2. You've experienced condensation on your rear-end from the hot water in the toilet bowl.
3. You can drive for four hours in one direction and never leave town
4. You have over 100 recipes for Mexican food.
5. You know that "dry heat" is comparable to what hits you in the face when you open your oven door at 500 degrees.
6. The four seasons are: tolerable, hot, really hot, and ARE YOU KIDDING ME??
(Note from Carol: It's really not that bad – even in the summer. )
You can retire to California where -
1. You make over $450,000 and you still can't afford to buy a house.
2. The fastest part of your commute is going down your driveway.
3. You know how to eat an artichoke.
4. When someone asks you how far something is, you tell them how long it will take to get there rather than how many miles away it is.
5. The four seasons are: Fire, Flood, Mud and Drought.
You can retire to New York City where -
1 You say "the city" and expect everyone to know you mean Manhattan.
2. You can get into a four-hour argument about how to get from Columbus Circle to Battery Park, but can't find Wisconsin on a map.
3. You think Central Park is "nature."
4. You believe that being able to swear at people in their own language makes you multilingual.
5. You've worn out a car horn. (IF you have a car.)
6. You think eye contact is an act of aggression
You can retire to Minnesota where -
1. You only have three spices: salt, pepper and ketchup.
2. Halloween costumes have to fit over parkas.
3. You have seventeen recipes for casserole.
4. Sexy lingerie is anything flannel with less than eight buttons.
5. The four seasons are: almost winter, winter, still winter, and road repair.

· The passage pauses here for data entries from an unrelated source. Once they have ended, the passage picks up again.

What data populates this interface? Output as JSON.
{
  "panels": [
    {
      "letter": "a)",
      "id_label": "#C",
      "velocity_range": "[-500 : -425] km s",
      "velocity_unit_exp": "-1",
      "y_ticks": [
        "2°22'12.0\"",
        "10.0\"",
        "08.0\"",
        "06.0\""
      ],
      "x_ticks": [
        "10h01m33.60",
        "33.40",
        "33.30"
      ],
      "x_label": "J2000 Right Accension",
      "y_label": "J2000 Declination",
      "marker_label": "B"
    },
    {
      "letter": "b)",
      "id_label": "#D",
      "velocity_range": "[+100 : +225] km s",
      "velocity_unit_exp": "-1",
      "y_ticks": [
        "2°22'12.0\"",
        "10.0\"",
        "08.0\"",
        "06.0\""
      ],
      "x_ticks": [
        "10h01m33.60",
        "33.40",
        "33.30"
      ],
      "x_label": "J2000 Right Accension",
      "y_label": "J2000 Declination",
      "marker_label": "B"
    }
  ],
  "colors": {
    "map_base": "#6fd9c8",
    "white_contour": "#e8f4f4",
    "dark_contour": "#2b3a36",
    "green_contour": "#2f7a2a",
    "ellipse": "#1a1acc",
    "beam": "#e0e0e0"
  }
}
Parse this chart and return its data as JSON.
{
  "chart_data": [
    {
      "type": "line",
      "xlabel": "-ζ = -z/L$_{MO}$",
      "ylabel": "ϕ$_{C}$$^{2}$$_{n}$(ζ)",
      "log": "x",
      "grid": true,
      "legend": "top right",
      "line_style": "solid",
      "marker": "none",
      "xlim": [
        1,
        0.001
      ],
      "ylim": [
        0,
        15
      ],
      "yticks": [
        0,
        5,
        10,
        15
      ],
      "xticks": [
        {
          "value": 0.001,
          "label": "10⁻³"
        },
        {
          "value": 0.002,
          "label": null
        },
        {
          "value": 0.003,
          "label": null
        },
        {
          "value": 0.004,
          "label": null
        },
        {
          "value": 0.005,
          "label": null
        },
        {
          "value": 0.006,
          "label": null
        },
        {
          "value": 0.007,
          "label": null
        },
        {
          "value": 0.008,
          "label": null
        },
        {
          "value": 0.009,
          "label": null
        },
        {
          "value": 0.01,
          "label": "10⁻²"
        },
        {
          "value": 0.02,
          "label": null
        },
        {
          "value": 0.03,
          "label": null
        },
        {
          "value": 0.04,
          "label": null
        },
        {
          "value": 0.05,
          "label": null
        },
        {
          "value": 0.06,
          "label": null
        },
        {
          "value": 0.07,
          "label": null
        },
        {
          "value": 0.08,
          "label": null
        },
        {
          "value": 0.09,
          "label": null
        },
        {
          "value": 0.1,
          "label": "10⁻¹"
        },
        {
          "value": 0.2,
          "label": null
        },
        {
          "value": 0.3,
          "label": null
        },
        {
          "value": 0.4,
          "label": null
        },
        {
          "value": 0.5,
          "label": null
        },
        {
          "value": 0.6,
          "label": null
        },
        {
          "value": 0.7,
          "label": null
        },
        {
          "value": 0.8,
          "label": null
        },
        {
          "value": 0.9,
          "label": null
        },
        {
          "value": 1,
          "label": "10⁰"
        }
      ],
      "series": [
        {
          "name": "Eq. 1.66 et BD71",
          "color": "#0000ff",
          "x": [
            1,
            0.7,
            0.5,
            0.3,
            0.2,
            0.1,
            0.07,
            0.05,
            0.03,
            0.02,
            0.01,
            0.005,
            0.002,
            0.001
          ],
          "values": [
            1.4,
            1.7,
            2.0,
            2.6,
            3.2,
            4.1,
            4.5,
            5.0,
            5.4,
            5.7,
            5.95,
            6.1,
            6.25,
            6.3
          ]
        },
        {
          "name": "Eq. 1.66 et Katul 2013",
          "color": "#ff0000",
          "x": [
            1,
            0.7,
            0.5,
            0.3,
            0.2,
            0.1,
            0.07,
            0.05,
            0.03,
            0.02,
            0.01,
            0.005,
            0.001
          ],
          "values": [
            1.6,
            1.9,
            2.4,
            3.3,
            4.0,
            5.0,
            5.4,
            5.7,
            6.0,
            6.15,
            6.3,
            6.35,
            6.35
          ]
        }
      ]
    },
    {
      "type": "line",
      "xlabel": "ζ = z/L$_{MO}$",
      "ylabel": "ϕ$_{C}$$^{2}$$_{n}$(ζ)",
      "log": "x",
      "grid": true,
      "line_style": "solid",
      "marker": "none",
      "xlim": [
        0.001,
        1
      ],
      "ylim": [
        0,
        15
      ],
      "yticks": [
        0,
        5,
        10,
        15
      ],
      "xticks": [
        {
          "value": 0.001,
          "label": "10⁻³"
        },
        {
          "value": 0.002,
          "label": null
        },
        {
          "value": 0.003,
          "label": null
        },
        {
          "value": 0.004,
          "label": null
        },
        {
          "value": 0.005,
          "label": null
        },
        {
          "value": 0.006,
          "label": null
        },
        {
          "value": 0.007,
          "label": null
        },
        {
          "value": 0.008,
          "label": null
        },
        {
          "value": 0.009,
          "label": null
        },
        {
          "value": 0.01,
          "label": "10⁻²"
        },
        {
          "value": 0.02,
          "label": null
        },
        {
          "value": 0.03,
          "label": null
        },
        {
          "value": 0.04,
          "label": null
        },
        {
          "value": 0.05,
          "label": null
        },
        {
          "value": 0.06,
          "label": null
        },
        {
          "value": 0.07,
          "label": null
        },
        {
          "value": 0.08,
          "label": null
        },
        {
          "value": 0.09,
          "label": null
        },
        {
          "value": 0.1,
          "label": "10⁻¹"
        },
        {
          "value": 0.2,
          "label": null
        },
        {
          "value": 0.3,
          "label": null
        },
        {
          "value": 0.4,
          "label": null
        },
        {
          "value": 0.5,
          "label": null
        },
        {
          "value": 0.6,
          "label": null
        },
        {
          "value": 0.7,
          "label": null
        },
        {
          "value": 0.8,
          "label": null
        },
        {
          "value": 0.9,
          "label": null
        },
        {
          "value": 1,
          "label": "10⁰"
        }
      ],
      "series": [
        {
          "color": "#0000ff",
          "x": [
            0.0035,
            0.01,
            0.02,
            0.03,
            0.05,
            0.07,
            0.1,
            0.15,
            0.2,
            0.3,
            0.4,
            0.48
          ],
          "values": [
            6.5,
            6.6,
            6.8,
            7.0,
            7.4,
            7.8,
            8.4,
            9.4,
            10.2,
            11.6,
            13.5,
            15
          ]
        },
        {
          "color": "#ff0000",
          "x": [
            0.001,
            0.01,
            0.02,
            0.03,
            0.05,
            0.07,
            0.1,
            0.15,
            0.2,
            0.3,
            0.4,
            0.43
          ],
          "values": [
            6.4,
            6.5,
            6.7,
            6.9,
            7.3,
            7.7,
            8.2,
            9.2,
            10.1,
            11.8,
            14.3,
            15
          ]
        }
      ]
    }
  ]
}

6. The highest level of criticism is "He is different," "She is different," or "It was different!"
You can retire to The Deep South where -
1. You can rent a movie and buy bait in the same store.
2 "Y'all" is singular and "all y'all" is plural.
3. "He needed killin" is a valid defense.
4. Everyone has two first names: Billy Bob, Jimmy Bob, Joe Bob, Betty Jean, Mary Beth, etc.
5. Everything is either: "in yonder," "over yonder" or "out yonder."
6. You can say anything about anyone, as long as you say "Bless his heart" at the end!
You can move to Colorado where -
1. You carry your $3,000 mountain bike atop your $500 car.
2. You tell your husband to pick up Granola on his way home, so he stops at the day care center.
3. A pass does not involve a football or dating.
4. The top of your head is bald, but you still have a pony tail.
You can retire to Nebraska or Kansas where -
1. You've never met any celebrities, but the mayor knows your name.
2. Your idea of a traffic jam is three cars waiting to pass a tractor.
3. You have had to switch from "heat" to "A/C" on the same day.
4. You end sentences with a preposition; "Where's my coat at?"
FINALLY you can retire to Florida where -
1. You eat dinner at 3:15 in the afternoon.
2. All purchases include a coupon of some kind - even houses and cars.
3. Everyone can recommend an excellent cardiologist, dermatologist, proctologist, podiatrist, or orthopedist.
4. Road construction never ends anywhere in the state.
5. Cars in front of you often appear to be driven by headless people.